METHODS: On the one hand, we extract drug-gene associations in a given article using MetaMap to identify drugs and links provided by the Entrez system between PubMed (articles) and Entrez Gene (genes). The second approach leverages SemRep for extracting named relations between genes and drugs from the title and abstract of articles. The two approaches were applied to a corpus of 47,315 articles indexed with “mutation” and exhibiting at least one drug name in the period 2001-2008. Drugs are restricted to ingredients in RxNorm and genes to human genes. Articles selected by our approaches are compared to articles listed as evidence by PharmGKB’s curators. We reviewed some of the articles selected by our approaches for the drug warfarin.

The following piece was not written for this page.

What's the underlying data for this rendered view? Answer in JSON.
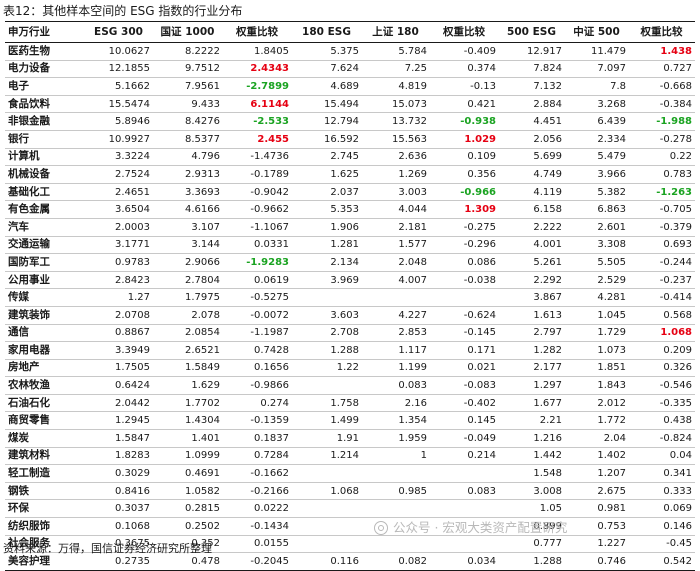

RESULTS: Number of article-drug-gene associations identified in our corpus: 23,264 (MetaMap), 6504 (SemRep) and 1340 (PharmGKB). Proportion of reference articles in PharmGKB (N=470) also identified by our approaches: 6% (MetaMap), 2% (SemRep) overall; 0.9% (MetaMap), 0.3% (SemRep) for the in-depth curated variants (196 articles).
The two genes whose variants are associated with warfarin (in-depth curation in PharmGKB) are VKORC1 and CYP2C9. These associations are also identified by MetaMap and SemRep. The gene CYP2C19 identified by our approaches is discussed in the context of warfarin, albeit not positively linked to this drug.